November 18, 1988 – December 3, 2004
Fri, January 14, 2005
‘Here for Drew’
By MICHELE MANDEL
They solemnly file into youth court, a small army of teens in puffy jackets, baggy pants and white T-shirts emblazoned with his face.
Drew Stewart’s face.
“In loving memory,” the shirt reads on the front. “Do not be overcome by evil, but overcome evil with good,” it says on the back.
The kids take their seats near Stewart’s grieving mom, Cheryl, to offer her support, to offer her comfort. But all eyes are on the witness box and the tall, baby-faced youth who stands charged with the December stabbing death of their friend.
Nicole cannot take her eyes off the 17-year-old accused, who can not be named under the Youth Criminal Justice Act. She stares at his short hair, his winter sweater, his expressionless face.
“To me, it looked like he didn’t really care,” she says after his brief appearance in the hectic courtroom. “I tried to make eye contact, but he wouldn’t look back. He’s a piece of s–t.”
She is tough yet pretty, her dark hair pulled back off her face, a row of braces on her front teeth. She was Stewart’s friend, she says. They shared classes and basketball and his last conscious moments as he lay dying on the sidewalk outside a Coxwell Ave. restaurant. And so she is consumed by anger as she catches her first glimpse of the teen now accused of his murder.
“My friend is gone,” she says fiercely. “I don’t have that friend anymore. He’s not there to protect everyone, especially the girls. He had the girls’ backs and now he’s not there anymore.”
She was with Stewart that Friday noon of Dec. 3 when he collapsed after being swarmed by a group of about 15 teens. Witnesses said the Grade 10 student at East York Collegiate was trying to defend a pregnant friend when he was beaten and stabbed multiple times.
“I was there when he died,” Nicole says quietly. “It’s just so hard. It’s something I think about 100 million, trillion times a day. I was right beside Drew. I saw him fall to the ground. I know CPR so my first thought was, ‘Is he breathing?’
“He was. I kept telling him, ‘You’re going to be okay, Drew. You’re going to be okay once we get you to the hospital.

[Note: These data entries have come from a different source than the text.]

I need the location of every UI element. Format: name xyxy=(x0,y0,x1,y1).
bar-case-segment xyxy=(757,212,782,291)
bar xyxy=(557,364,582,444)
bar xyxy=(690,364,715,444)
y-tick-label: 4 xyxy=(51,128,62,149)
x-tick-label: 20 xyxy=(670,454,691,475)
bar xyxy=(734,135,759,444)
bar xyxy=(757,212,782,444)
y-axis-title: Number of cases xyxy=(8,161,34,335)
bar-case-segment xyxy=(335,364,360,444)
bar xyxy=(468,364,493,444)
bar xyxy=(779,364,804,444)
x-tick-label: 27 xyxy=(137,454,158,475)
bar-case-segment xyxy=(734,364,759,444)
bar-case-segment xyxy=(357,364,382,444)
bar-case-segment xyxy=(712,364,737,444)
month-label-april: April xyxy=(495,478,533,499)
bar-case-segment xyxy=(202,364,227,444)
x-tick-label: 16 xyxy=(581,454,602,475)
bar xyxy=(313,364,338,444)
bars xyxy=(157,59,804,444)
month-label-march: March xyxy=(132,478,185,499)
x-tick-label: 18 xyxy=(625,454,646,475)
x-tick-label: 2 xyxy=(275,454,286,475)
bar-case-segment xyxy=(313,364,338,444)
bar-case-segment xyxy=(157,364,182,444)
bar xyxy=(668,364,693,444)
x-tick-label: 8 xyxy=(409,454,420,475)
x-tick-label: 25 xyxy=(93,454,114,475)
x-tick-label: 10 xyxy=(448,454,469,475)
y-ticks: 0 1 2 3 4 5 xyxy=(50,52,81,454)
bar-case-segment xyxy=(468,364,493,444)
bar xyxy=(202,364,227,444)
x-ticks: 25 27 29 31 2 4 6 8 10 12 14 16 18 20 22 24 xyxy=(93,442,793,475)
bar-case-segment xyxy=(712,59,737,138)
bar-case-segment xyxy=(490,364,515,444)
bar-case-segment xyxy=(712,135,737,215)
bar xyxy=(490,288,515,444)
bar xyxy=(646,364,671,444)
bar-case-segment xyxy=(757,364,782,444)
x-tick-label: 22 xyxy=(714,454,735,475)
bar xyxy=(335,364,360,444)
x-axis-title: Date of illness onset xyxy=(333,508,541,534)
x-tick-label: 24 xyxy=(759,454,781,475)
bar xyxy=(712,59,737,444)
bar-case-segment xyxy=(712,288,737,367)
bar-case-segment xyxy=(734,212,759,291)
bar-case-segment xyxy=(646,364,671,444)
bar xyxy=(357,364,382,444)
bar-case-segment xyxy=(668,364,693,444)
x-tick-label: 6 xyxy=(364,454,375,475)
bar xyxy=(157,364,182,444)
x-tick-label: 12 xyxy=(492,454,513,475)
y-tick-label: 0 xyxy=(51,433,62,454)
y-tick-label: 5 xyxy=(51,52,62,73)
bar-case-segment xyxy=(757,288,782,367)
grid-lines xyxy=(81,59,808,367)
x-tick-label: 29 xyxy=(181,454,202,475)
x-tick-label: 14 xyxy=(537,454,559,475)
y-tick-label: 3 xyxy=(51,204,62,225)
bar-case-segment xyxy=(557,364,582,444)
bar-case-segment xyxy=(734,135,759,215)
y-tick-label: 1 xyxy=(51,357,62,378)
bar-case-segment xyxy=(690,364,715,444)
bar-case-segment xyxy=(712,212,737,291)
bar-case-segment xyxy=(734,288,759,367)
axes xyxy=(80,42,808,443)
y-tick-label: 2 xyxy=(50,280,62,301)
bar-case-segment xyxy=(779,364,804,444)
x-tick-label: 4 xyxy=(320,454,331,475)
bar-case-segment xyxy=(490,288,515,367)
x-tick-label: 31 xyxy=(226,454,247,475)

“He was okay for like five minutes, then he wasn’t. I was shouting, ‘Wake up! Wake up! …”
But her 16-year-old friend was gone. Stewart would later be pronounced dead at St. Michael’s hospital.
Three weeks later a teen was charged with first-degree murder, the first of several more expected arrests. Drew’s friends were asked to stay away from his first court appearance last month, for fear their emotions would run too high. But Nicole couldn’t stay away anymore –none of them could. “This is an event for our boy so we don’t care about school,” explained a pal who goes by the nickname “Smokey.” “We’re here for Drew. We stand here for Drew.”
And in his honour they each wore the T-shirt Drew’s mom had given them in memory of her only child.
“He (allegedly) took our friend’s life,” Nicole says. “We want him to see our friend’s face until the day he dies. I don’t know if he cares, but I want him to see my friend’s face.”
There were no outbursts in court, no hisses, no tears. They would never make a scene, she says, for they respect Drew’s mother too much. And a month after the murder, the raw shock of it has worn away, leaving only anger and emptiness in its place.
“It sucks that he’s not here,” Nicole says, “but life does go on.” Though not as before. This generation of kids raised on video games and movies and TV programs splattered with imaginary blood tend to think that death is not real.
That has all changed now at East York Collegiate, Nicole says. “You see it on the news, but when it actually happens to you it’s completely different. Now, when I see it on TV, it’s a whole different thing. Everyone is someone to somebody else.
“The whole school understands the value of human life now. Before, they didn’t.”
She carries Stewart’s picture in her wallet and often wears the memorial T-shirt, especially when she is down. She likes how people stop and look at its message, how it makes them stop and think, if only for a second.
She just wishes whoever killed her friend had done the same.
“I don’t think he realized what he did. I think if he could go back and change it, he would.”
Nicole hesitates then, and any sympathy she felt for her friend’s killers is gone as quickly as it appeared.
“On the other hand,” she says, before returning to her friends, “people don’t walk around with weapons unless they’re going to use them.”